The whole thing is decidedly “best effort” and was produced with a very specific goal and time-constraints. To do it right would have required massive changes to Squeak’s graphic subsystem, changes that were very much out of scope, and probably still are. That said, I did produce a version of Squeak that rendered its screen via roughly this mechanism on NeXT's DisplayPostscript. It was *epic*, but also pretty wonky, because of course the metrics didn’t match.
> For this reason, generating the PostScript in VW smalltalk goes thru a higher level indirection, the Document, which is somehow responsible for composing the layout for an arbitrary input stream of objects.
> It has to cooperate with a GraphicsContext (the quivalent of our Canvas) for transforming fonts to nearest PostScript equivalent, measuring, etc…

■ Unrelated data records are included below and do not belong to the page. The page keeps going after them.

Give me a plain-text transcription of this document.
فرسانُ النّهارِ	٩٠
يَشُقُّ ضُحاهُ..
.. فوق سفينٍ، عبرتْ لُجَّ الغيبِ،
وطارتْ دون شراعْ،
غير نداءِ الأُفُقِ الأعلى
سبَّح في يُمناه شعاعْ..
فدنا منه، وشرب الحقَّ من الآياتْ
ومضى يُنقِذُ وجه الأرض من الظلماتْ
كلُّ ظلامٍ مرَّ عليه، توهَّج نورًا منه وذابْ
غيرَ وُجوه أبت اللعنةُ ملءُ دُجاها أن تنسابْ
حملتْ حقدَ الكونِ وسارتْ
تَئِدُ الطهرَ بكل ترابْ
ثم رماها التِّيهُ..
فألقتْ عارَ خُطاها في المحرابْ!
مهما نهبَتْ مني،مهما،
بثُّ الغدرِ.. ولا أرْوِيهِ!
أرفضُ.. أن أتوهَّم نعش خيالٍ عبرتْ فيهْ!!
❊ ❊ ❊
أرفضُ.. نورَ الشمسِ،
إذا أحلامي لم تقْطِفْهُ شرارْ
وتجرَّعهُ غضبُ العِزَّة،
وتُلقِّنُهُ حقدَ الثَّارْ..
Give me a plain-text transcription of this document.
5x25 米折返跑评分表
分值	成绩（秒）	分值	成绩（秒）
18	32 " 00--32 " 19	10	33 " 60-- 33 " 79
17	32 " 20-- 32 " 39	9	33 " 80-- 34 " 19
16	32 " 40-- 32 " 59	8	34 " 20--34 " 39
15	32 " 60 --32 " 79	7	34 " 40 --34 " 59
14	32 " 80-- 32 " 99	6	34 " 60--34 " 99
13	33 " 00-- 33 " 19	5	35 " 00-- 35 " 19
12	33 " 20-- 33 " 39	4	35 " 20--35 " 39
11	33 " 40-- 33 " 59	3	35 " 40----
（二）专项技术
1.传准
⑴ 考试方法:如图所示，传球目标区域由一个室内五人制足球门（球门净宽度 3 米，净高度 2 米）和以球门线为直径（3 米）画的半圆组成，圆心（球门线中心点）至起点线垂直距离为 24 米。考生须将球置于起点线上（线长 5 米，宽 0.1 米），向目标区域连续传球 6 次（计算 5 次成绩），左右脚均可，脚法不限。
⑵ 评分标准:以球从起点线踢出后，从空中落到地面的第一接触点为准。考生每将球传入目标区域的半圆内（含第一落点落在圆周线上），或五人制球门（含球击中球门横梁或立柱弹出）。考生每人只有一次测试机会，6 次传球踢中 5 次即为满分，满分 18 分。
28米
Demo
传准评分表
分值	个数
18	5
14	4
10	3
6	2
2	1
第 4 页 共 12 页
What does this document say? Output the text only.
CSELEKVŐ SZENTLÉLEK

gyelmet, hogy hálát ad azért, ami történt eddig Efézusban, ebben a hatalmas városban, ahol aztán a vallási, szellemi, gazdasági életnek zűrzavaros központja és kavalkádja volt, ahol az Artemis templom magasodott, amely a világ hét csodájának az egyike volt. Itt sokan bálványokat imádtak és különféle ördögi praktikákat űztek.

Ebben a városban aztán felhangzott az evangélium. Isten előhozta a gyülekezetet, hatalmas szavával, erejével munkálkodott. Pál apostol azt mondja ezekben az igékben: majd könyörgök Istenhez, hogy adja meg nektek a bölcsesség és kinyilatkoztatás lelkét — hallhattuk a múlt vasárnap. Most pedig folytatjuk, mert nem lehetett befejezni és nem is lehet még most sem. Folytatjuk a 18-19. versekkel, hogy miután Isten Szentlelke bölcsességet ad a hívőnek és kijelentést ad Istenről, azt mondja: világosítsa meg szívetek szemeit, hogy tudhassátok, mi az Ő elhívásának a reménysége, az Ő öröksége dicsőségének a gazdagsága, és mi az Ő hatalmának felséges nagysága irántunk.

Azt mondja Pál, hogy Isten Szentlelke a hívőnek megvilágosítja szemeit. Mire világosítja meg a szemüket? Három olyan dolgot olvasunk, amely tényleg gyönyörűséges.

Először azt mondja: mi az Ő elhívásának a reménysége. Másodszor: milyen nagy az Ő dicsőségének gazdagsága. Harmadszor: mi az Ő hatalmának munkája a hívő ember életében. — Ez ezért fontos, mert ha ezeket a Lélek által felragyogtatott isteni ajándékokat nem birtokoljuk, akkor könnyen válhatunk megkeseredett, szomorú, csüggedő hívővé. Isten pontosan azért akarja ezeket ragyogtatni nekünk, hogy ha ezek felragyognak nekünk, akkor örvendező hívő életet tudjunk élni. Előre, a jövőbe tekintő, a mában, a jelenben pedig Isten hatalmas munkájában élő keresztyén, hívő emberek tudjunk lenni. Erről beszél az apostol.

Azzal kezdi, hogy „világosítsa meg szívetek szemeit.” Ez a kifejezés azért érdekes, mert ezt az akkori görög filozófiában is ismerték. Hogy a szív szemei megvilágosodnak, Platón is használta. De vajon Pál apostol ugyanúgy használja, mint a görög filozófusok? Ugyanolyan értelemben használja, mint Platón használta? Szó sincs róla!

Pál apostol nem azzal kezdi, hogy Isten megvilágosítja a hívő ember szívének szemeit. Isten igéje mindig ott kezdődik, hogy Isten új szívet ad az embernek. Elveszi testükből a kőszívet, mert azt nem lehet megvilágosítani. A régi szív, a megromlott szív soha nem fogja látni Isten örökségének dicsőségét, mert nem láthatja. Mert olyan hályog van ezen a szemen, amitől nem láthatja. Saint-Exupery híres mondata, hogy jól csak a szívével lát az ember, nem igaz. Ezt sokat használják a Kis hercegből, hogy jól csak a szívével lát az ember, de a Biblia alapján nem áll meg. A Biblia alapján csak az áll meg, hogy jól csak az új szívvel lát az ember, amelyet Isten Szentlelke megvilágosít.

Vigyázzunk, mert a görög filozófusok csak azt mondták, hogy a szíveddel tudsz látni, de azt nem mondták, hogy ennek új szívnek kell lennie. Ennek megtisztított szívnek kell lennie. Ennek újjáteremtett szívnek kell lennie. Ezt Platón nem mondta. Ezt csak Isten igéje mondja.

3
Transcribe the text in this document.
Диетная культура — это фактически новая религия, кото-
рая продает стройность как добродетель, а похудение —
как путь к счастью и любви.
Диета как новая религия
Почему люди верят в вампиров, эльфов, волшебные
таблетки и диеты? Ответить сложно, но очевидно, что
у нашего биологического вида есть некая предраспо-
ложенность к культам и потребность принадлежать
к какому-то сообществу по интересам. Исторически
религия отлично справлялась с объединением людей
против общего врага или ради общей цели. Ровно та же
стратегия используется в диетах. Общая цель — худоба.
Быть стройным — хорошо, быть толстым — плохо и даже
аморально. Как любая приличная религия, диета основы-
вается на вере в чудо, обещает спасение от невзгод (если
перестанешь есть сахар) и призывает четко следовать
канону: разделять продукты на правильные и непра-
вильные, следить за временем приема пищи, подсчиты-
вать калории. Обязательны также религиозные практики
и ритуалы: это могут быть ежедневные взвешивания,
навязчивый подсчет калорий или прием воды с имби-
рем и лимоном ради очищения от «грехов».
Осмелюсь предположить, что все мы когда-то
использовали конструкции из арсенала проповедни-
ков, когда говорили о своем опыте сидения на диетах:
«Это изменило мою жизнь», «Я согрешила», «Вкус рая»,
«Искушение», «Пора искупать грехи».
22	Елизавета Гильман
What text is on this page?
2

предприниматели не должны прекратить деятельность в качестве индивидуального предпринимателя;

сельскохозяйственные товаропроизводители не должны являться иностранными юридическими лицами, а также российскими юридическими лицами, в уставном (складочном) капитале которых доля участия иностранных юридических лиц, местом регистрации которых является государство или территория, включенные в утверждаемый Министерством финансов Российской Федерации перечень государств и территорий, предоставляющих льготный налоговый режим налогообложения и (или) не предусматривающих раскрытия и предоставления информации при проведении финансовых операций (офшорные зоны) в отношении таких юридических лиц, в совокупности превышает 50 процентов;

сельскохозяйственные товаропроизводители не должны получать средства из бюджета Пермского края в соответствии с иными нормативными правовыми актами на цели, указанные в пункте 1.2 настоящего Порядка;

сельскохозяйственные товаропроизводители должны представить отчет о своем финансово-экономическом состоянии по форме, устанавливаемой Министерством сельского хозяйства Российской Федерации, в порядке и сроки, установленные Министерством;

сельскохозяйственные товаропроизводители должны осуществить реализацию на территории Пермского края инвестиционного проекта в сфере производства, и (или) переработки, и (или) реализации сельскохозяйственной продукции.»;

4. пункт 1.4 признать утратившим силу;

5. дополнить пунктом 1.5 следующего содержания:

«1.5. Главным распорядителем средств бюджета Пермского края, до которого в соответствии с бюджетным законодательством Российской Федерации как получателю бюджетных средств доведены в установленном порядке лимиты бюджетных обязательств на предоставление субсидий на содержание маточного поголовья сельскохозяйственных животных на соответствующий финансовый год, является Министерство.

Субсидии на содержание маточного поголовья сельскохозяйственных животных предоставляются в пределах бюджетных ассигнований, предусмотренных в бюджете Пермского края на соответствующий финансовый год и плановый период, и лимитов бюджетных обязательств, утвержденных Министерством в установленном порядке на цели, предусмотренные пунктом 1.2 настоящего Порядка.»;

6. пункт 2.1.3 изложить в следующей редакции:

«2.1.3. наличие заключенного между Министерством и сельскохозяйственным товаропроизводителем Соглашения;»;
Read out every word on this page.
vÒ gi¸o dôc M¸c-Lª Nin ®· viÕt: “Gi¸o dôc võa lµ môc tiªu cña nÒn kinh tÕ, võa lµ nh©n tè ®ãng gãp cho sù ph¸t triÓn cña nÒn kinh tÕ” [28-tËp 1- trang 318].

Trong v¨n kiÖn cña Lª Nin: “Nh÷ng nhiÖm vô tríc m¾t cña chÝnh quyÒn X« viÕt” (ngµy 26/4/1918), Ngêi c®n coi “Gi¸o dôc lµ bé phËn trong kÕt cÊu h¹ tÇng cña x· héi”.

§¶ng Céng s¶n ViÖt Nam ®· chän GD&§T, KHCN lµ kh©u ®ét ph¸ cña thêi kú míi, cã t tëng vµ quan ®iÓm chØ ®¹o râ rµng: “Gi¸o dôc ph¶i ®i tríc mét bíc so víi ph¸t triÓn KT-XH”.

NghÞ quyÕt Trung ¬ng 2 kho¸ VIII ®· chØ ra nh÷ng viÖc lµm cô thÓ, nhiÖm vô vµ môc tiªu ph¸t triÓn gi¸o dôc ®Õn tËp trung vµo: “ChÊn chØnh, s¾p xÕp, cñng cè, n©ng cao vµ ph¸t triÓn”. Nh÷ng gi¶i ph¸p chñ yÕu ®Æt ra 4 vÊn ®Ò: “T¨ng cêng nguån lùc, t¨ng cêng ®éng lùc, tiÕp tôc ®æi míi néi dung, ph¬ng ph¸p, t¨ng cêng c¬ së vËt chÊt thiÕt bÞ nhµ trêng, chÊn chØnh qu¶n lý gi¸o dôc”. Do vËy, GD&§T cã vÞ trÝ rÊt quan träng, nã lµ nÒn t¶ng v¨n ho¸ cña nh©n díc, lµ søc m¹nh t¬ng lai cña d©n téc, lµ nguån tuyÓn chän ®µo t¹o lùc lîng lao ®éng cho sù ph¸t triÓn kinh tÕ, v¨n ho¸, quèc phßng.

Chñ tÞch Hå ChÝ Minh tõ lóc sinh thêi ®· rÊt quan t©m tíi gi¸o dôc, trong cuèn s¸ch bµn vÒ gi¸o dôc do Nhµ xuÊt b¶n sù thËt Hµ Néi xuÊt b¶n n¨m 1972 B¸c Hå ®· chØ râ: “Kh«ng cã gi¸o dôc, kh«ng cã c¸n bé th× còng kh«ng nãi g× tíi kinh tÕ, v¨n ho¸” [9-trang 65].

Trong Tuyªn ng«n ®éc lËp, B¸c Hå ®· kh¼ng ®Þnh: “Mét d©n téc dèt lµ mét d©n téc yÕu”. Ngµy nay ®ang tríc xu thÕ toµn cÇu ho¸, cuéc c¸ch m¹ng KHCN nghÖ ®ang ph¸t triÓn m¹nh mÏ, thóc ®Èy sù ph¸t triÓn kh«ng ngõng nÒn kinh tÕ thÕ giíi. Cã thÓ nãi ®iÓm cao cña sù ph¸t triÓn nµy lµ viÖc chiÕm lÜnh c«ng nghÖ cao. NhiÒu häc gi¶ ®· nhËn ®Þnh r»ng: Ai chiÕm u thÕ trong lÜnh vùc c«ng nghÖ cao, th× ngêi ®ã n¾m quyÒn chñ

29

Transforming fonts is done on the class side of PostscriptCanvas, measuring is done in the printer when needed. Again, the additional infrastructure that would have been required to do this right would have been substantial, with an ongoing support burden and licensing headaches (AFM files etc.). And of course today the “correct” answer is to use the platform’s device-independent rendering API, which will take care of these sorts of problems. But that’s not the spirit of the system, last I checked.
> VW has a PostScriptContext which is a specific GraphicsContext for low level rendering instructions, but that's not where everything takes place. The Document would handle the DSC for example (that sounds quite logical no?).
Document handling DSC? That sounds wrong, but I am not familiar with the details.
> Also note that a Document is not conceptually bound to a Postscript target, it could be anything, even LaTeX or Word backend, in which case it could eventually delegate the composition phase (which could work for a flow of text and small graphics, but would be more delicate for math expressions, tables and figures though).
Yeah, again that’s at a whole different level.